Le seco el pelo y debajo de los brazos, bajo por los muslos hasta los empeines, con mi cuello húmedo por la ducha. Huele a Colgate.
-¿Cómo te sientes? -le digo.
Sus rodillas han empezado a agitarse. Sus labios lechosos forman una línea de concentración.
-Como si estuviera cagando en público.
-Entiendo.
-¿Es mi polla lo bastante grande? Estoy bien dotado, ¿no?
-Lo bastante. Sí.
-Yo también sé tolerar a los tontos, ¿no?
Un estremecimiento recorre su corpachón, que se retuerce. Su mano izquierda me agarra el hombro justo donde me duele. No tengo miedo de caerme, pero él sí.
-¿Pensabas en mí al hablar de los tontos? -le digo, abrazándolo.
-No pensaba en nadie -responde-. Es mi actitud desde que tengo ELA. Me hace no ser patético.
-Me llevas mucha ventaja -digo.
-No le llevo ventaja a nadie.

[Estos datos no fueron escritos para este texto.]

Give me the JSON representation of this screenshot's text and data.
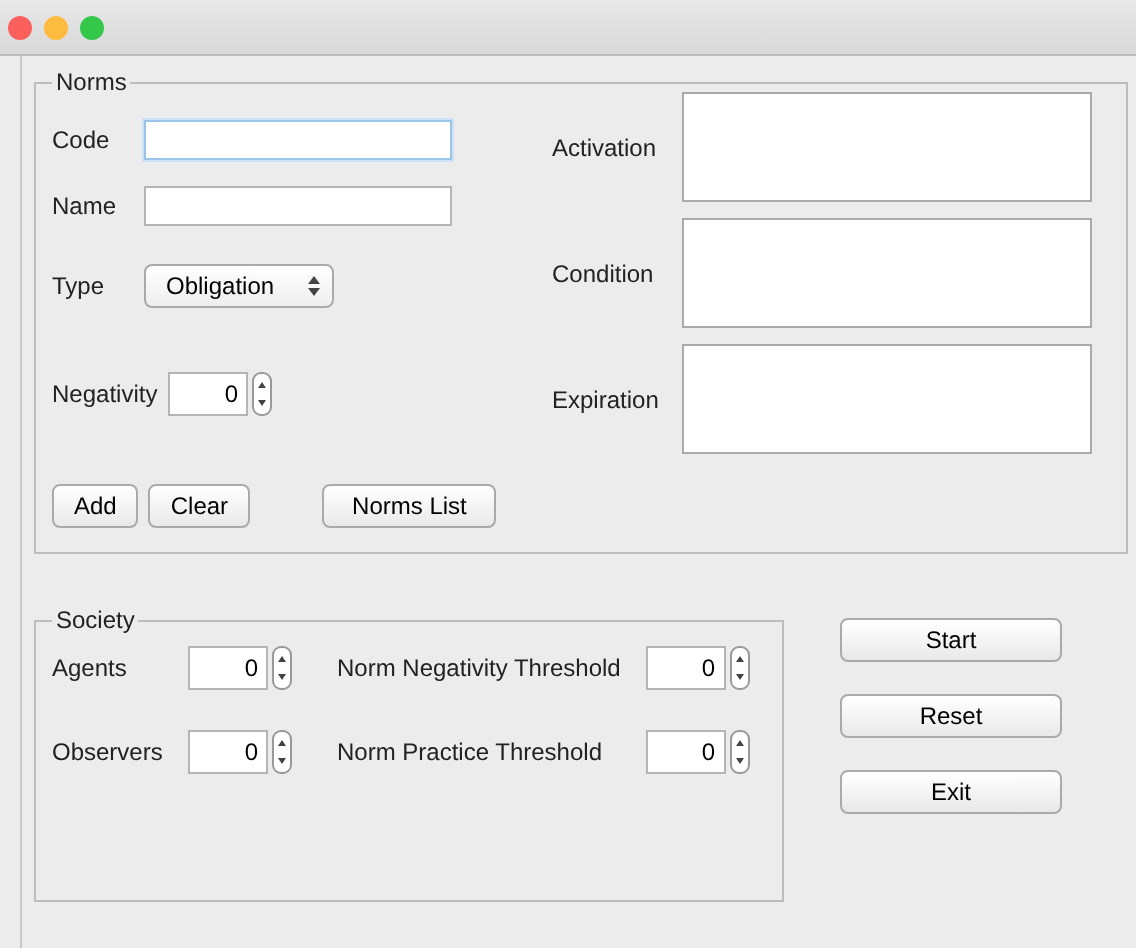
{
  "norms": {
    "legend": "Norms",
    "code": {
      "label": "Code",
      "focused": true
    },
    "name": {
      "label": "Name",
      "focused": false
    },
    "type": {
      "label": "Type",
      "value": "Obligation"
    },
    "negativity": {
      "label": "Negativity",
      "value": "0"
    },
    "text_areas": [
      {
        "label": "Activation"
      },
      {
        "label": "Condition"
      },
      {
        "label": "Expiration"
      }
    ],
    "buttons": [
      "Add",
      "Clear",
      "Norms List"
    ]
  },
  "society": {
    "legend": "Society",
    "fields": [
      {
        "label": "Agents",
        "value": "0"
      },
      {
        "label": "Norm Negativity Threshold",
        "value": "0"
      },
      {
        "label": "Observers",
        "value": "0"
      },
      {
        "label": "Norm Practice Threshold",
        "value": "0"
      }
    ]
  },
  "actions": [
    "Start",
    "Reset",
    "Exit"
  ]
}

Eso queda claro a simple vista. Preferiría morir de otra cosa.
-Lo sé.
Lo guío a través de la puerta del baño. Se tambalea. En pelota picada, a simple vista.
-Eso sería genial, ¿no? Coger ELA y morir de tétanos.
-Eso sería genial. Sí.
Al lado de la cama se le doblan las rodillas, pero todavía puede gobernarlas.
-Probablemente, te sentirías aliviado -dice con esfuerzo.
-Sí. Piensa en el dinero que me ahorraría.
-¿Hoy es San Valentín? -Se inclina y se sienta en la cama de matrimonio.
-El Día Nacional de la Donación de Órganos -digo-. Te ha tocado el corazón.
-¿Me has comprado una tarjeta?
-Te he comprado una tarjeta.
No es verdad. Solo le compré una a Betty. Pero voy a encontrar una antes de que acabe el día. Tengo que vestirlo y ponerlo de camino a la montaña. No estoy seguro de cómo, pero de alguna manera.
-Yo te he comprado una en la parada de camiones. Es guarra de cojones. Te encantará.
-Estupendo.
Estoy rebuscando en su petate mientras él espera junto a la cama, en pelotas, los pies sobre el linóleo, la cabeza desplomada como si hubiera perdido la esperanza…»
Y, sin embargo, la novela de Richard Ford está atravesada por una luz, una luz que ilumina el final del camino para el viejo Frank Bascombe. Otro de los milagros de esta historia profunda y desgarrada, como lo es la vida misma.